Not really and not so much any more as defined benefit plans are being phased out. It's more complicated than this, but in a brief, when the Government enters into a cost type contract they sign up to pay the benefits in place at the company.
These benefits at larger companies used to almost always include defined benefits for pensions. You work so many years at such a salary and by formula you get $X dollars per month when you retire. The cost the Government pays is based on what additional benefit the employee earns that year plus a factor to account for the difference between the assumption made [asset returns on the pension trusts, life expectancy, turnover and others.]
Until recently, because the asset returns were higher than expected costs were lower and the Government paid little in the current year and the surplus was expected by the model to pay future cost.
Then the asset returns headed south, and retirees continued to live a little longer than expected.
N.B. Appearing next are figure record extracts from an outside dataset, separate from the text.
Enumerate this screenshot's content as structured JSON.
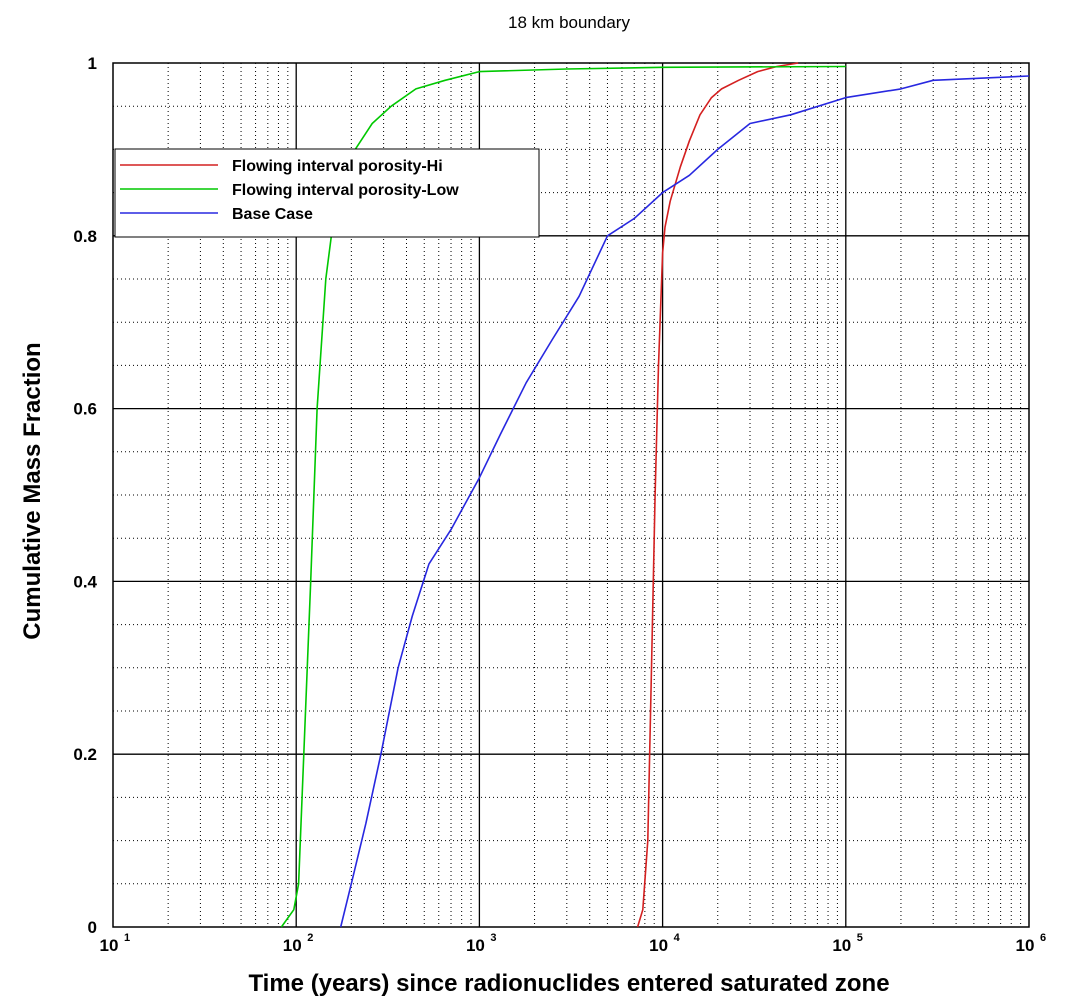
{
  "chart_data": {
    "type": "line",
    "title": "18 km boundary",
    "xlabel": "Time (years) since radionuclides entered saturated zone",
    "ylabel": "Cumulative Mass Fraction",
    "x_scale": "log",
    "xlim": [
      10,
      1000000
    ],
    "ylim": [
      0,
      1
    ],
    "x_ticks": [
      {
        "base": "10",
        "exp": "1"
      },
      {
        "base": "10",
        "exp": "2"
      },
      {
        "base": "10",
        "exp": "3"
      },
      {
        "base": "10",
        "exp": "4"
      },
      {
        "base": "10",
        "exp": "5"
      },
      {
        "base": "10",
        "exp": "6"
      }
    ],
    "y_ticks": [
      "0",
      "0.2",
      "0.4",
      "0.6",
      "0.8",
      "1"
    ],
    "grid": true,
    "legend_position": "upper-left",
    "series": [
      {
        "name": "Flowing interval porosity-Hi",
        "color": "#d42020",
        "points": [
          [
            7300,
            0
          ],
          [
            7800,
            0.02
          ],
          [
            8300,
            0.1
          ],
          [
            8700,
            0.3
          ],
          [
            9100,
            0.5
          ],
          [
            9500,
            0.65
          ],
          [
            10000,
            0.78
          ],
          [
            10300,
            0.81
          ],
          [
            11000,
            0.84
          ],
          [
            12500,
            0.88
          ],
          [
            14000,
            0.91
          ],
          [
            16000,
            0.94
          ],
          [
            18500,
            0.96
          ],
          [
            21000,
            0.97
          ],
          [
            26000,
            0.98
          ],
          [
            33000,
            0.99
          ],
          [
            42000,
            0.996
          ],
          [
            55000,
            1.0
          ]
        ]
      },
      {
        "name": "Flowing interval porosity-Low",
        "color": "#00c800",
        "points": [
          [
            83,
            0
          ],
          [
            97,
            0.02
          ],
          [
            103,
            0.05
          ],
          [
            110,
            0.2
          ],
          [
            120,
            0.4
          ],
          [
            130,
            0.6
          ],
          [
            145,
            0.75
          ],
          [
            160,
            0.82
          ],
          [
            180,
            0.86
          ],
          [
            210,
            0.9
          ],
          [
            260,
            0.93
          ],
          [
            330,
            0.95
          ],
          [
            450,
            0.97
          ],
          [
            650,
            0.98
          ],
          [
            1000,
            0.99
          ],
          [
            3000,
            0.993
          ],
          [
            10000,
            0.995
          ],
          [
            100000,
            0.996
          ]
        ]
      },
      {
        "name": "Base Case",
        "color": "#2828e0",
        "points": [
          [
            175,
            0
          ],
          [
            200,
            0.05
          ],
          [
            240,
            0.12
          ],
          [
            290,
            0.2
          ],
          [
            360,
            0.3
          ],
          [
            430,
            0.36
          ],
          [
            530,
            0.42
          ],
          [
            700,
            0.46
          ],
          [
            1000,
            0.52
          ],
          [
            1300,
            0.57
          ],
          [
            1800,
            0.63
          ],
          [
            2500,
            0.68
          ],
          [
            3500,
            0.73
          ],
          [
            5000,
            0.8
          ],
          [
            7000,
            0.82
          ],
          [
            10000,
            0.85
          ],
          [
            14000,
            0.87
          ],
          [
            20000,
            0.9
          ],
          [
            30000,
            0.93
          ],
          [
            50000,
            0.94
          ],
          [
            100000,
            0.96
          ],
          [
            200000,
            0.97
          ],
          [
            300000,
            0.98
          ],
          [
            1000000,
            0.985
          ]
        ]
      }
    ]
  }
}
Usually these continuing costs get paid by the next contract, but payments are mostly from the trust where the amounts were funded in the past.
However, there are also contract terms that specify that if a contractor stops contracting with the Government, that there be a final settlement. The Government was very big on this when pension surpluses common and changed the terms of contracts in 1995 to have this settlement apply to fixed price as well as cost type contract history.
There goes your tax dollars, but there is nothing nefarious about it. Just contracts and the attempt to have a final settlement of costs.
Not really and not so much any more
Bull shit..
BTW, I have no doubt about that, as everything government does is made intentionally complex and convoluted. Look no further than the U.S. tax codes.